Referendum | The Swiss vote in favor of the COVID-19 passport

(Geneva) In the midst of the fifth wave, the Swiss broadly approved on Sunday the law that made it possible to create the COVID-19 passport, at the end of a stormy election campaign, causing the police to fear new demonstrations during the day.



Agnès PEDRERO with Fabrice COFFRINI in Bern
France Media Agency

According to the first numerical projections of the polling institute gfs.bern, the law was accepted by 63%, with a margin of error of 3 points.

This referendum, which had been launched by the antipassports, comes as the new Omicron variant detected by South Africa and described as “worrying” by the World Health Organization, has plunged the planet back into a state of alert.

A sign of unusual tensions in Switzerland, the police have erected a fence in front of the seat of government and parliament in Bern, in anticipation of protests during the day.


PHOTO PETER SCHNEIDER, KEYSTONE VIA AP

Police officers install a fence around the seat of government and parliament in Bern.

The campaign was marked by numerous demonstrations, sometimes banned and punctuated by violence, but far from scenes of riots such as those which took place in the Netherlands or the French West Indies.

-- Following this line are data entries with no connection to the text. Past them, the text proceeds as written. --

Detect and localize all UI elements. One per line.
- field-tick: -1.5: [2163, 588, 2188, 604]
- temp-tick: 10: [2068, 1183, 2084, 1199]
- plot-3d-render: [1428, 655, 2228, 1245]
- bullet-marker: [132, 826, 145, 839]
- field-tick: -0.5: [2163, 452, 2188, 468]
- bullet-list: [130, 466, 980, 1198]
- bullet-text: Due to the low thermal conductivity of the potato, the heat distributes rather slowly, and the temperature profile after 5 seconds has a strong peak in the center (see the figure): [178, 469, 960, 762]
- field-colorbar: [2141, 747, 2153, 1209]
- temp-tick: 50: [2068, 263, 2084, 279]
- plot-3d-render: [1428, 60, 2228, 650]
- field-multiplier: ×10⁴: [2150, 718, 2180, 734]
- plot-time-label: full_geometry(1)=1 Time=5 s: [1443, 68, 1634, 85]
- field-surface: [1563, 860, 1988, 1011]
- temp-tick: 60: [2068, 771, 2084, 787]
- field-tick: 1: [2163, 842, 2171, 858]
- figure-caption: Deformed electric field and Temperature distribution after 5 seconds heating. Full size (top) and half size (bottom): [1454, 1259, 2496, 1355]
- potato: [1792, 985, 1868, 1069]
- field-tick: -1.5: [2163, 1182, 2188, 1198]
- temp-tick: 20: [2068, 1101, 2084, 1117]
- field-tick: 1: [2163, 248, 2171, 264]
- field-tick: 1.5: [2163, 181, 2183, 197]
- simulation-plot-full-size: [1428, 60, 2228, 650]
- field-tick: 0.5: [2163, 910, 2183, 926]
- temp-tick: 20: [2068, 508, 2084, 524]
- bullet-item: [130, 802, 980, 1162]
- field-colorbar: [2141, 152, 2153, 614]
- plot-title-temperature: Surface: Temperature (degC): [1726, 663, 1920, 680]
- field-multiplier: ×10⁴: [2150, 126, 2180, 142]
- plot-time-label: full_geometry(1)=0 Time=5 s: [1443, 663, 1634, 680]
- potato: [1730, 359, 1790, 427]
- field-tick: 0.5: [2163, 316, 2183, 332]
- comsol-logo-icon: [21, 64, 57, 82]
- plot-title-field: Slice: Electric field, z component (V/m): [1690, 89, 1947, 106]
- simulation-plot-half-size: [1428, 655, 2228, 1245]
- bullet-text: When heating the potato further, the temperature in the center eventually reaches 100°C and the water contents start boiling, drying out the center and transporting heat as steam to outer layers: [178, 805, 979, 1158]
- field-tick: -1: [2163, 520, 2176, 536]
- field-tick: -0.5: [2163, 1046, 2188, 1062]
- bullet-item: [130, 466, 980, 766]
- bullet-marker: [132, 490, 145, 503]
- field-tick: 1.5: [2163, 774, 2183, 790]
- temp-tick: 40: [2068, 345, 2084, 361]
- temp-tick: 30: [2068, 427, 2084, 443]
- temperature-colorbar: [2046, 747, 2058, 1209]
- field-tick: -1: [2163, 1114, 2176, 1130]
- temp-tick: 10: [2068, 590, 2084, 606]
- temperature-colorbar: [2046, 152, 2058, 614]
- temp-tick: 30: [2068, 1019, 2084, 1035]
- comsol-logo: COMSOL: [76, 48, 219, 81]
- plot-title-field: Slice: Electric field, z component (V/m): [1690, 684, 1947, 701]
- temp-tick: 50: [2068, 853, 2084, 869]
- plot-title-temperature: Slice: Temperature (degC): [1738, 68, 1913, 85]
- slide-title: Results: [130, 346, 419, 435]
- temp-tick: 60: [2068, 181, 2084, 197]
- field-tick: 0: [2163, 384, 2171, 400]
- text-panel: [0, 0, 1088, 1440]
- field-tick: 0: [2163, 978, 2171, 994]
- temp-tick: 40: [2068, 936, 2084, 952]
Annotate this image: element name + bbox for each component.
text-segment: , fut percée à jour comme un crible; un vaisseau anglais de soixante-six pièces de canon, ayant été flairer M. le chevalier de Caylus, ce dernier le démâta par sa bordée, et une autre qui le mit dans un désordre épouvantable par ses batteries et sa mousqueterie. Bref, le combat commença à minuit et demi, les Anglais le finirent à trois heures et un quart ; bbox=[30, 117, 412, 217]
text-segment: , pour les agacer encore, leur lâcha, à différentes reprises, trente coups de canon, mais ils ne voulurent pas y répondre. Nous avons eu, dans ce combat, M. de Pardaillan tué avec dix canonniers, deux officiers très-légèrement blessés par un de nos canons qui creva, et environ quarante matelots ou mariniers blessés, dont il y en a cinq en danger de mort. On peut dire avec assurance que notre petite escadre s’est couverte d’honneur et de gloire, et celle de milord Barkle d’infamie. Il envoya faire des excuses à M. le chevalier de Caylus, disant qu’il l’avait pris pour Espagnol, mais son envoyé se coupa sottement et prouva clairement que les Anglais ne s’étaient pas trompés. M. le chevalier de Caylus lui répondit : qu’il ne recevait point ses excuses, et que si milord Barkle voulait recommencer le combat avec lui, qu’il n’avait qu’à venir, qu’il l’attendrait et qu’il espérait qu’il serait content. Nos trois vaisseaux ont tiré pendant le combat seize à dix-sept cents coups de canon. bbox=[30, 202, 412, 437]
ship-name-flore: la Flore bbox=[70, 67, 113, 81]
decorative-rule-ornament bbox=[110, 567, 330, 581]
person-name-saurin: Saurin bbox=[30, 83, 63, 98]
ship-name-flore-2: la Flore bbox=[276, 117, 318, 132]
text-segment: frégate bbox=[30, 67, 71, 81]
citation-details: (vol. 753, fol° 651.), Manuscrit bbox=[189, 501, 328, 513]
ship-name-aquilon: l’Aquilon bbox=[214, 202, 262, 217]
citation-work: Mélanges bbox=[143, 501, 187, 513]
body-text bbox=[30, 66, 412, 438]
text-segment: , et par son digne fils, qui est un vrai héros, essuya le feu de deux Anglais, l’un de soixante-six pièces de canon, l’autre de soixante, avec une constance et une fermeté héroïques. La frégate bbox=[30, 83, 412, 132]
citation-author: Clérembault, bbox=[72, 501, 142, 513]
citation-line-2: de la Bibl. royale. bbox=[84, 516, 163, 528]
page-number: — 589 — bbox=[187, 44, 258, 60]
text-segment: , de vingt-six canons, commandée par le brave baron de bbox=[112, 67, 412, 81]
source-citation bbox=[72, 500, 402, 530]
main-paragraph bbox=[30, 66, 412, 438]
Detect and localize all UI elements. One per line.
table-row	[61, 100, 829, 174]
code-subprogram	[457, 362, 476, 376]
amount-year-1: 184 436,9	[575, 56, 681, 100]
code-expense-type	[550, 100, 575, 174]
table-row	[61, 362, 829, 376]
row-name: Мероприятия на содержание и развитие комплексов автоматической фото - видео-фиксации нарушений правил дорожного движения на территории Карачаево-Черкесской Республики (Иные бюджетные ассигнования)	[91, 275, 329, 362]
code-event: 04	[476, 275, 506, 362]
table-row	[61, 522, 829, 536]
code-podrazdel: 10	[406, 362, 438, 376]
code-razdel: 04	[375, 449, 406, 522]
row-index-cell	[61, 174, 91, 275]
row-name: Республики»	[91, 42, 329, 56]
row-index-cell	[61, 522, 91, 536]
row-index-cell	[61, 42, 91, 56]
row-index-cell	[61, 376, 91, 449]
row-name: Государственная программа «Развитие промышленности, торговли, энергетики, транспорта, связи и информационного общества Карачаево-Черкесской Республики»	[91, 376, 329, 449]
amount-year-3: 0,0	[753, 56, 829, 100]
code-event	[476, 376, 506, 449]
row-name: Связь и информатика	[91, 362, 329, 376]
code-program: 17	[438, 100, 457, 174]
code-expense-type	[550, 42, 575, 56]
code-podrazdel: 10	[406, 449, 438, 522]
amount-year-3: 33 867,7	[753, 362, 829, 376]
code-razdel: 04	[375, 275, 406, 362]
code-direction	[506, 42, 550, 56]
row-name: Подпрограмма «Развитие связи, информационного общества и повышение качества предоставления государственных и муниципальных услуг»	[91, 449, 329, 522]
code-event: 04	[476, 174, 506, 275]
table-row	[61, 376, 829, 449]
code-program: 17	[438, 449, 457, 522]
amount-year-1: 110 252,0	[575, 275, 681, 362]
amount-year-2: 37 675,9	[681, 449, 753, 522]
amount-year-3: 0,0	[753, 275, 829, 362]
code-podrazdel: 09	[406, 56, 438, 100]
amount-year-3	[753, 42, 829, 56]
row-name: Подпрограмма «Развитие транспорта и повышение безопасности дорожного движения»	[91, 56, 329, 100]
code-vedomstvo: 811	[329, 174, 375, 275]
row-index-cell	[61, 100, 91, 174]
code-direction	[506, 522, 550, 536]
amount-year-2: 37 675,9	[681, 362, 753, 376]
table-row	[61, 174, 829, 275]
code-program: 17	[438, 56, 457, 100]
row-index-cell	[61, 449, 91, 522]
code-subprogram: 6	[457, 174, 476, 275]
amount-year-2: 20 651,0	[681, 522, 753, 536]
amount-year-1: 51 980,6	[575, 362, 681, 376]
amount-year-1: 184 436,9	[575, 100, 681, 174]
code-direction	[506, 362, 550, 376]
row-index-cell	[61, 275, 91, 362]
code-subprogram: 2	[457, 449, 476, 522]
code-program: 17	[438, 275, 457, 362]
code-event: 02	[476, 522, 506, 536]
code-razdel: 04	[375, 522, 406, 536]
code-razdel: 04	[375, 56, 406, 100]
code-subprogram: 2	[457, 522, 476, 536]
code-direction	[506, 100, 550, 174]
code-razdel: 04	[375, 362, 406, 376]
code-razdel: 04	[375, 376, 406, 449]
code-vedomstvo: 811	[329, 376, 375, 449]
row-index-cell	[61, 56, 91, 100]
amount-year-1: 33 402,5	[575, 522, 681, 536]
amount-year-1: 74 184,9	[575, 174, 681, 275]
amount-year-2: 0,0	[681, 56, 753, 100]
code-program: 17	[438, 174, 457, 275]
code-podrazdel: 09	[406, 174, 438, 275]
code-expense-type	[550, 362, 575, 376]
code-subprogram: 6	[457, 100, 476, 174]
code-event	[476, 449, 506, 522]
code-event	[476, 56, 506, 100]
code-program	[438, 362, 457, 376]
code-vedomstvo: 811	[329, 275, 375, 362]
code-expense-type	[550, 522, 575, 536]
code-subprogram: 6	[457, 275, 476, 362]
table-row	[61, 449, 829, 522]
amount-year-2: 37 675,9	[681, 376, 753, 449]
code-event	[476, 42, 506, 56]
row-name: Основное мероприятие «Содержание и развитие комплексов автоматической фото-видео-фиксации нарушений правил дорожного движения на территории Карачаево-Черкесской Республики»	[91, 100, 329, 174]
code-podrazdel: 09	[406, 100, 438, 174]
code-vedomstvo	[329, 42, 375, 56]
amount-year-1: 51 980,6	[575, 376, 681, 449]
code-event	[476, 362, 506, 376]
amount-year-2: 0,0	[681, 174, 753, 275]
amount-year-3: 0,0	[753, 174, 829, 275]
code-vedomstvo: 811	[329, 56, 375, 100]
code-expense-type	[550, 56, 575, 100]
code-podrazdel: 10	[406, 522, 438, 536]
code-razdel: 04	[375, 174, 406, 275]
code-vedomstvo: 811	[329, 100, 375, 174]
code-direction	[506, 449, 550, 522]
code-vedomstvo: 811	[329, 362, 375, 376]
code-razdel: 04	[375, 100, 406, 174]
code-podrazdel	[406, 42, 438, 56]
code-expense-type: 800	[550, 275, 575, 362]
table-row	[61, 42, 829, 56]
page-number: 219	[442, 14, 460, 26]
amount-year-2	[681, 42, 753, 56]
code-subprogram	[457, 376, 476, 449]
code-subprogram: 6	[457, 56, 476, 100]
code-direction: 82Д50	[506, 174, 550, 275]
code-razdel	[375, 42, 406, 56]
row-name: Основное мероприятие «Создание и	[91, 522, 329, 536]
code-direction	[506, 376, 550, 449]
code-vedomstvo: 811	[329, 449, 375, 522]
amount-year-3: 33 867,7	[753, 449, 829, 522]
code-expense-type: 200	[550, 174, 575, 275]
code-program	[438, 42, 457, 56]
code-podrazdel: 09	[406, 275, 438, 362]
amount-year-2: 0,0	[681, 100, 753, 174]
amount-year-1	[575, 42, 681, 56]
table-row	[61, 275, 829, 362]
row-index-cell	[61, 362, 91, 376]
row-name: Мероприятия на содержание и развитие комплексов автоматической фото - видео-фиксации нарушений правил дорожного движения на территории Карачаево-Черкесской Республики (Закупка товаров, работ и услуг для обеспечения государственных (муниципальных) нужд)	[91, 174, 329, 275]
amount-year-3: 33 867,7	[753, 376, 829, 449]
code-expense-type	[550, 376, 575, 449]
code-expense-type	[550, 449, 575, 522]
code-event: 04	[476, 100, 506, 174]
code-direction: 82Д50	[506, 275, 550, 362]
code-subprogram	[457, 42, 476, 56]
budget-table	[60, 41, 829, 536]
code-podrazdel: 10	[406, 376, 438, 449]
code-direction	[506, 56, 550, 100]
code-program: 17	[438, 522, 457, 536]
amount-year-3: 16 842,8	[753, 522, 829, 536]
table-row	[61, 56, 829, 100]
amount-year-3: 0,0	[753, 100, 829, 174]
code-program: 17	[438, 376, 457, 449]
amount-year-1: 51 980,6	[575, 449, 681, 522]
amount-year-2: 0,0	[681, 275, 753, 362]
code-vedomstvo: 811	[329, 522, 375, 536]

But the rise of tensions in Switzerland, a country renowned for its culture of dialogue and compromise and where referendums are organized several times a year in a peaceful atmosphere, had the effect of an electric shock.

Call for vaccination

Many politicians, including Health Minister Alain Berset, who for two years has come to embody the fight against COVID-19 in the Alpine country, have been threatened with death and are now placed under police protection.

The Swiss also said 61% Yes to a popular initiative on nursing care which calls on the Confederation to guarantee “appropriate remuneration” for care services. A majority of the cantons must also approve for it to pass.

These two votes come as Switzerland, like other countries, has experienced an outbreak of infections since mid-October.

But unlike other countries in the same case, the government has so far refused to toughen national control measures, arguing that the occupancy of intensive care beds by COVID-19 patients is relatively low. to date (20%).

“The situation is for the moment under control”, declared Wednesday Mr. Berset, in a press conference, while calling on the cantons to take measures and the population to respect basic health measures.

As the new Omicron variant spreads, the President of the Confederation Guy Parmelin has however launched a new call for vaccination in Sunday newspapers.

However, a majority of the Swiss population seems to want stronger measures. According to a poll in the SonntagsBlick, nearly two-thirds of those polled want only those who are vaccinated or cured to be able to live without restriction and just over half of them would favor compulsory vaccination.

With a rate of fully vaccinated people of around 65%, Switzerland lags behind in vaccination coverage compared to other countries in Western Europe.

“Sanitary apartheid”

This is the second time in less than six months that the population has been called upon to vote on the COVID-19 law. In June, citizens supported it with 60% of the vote in a first referendum.

But the law having been amended to give more latitude to the authorities to fight the pandemic and allow the establishment of the COVID-19 certificate, the antipassports had launched a second referendum.

The passport creates a “health apartheid”, denounce the Friends of the Constitution, one of the groups behind the referendum.

All political movements, with the exception of the right-wing populist UDC, the country’s largest party, called for support for the law.

The government had argued that the certificate facilitates travel and stays abroad, allows events to be held and is “available to everyone” because unvaccinated people who have not had the virus can be test.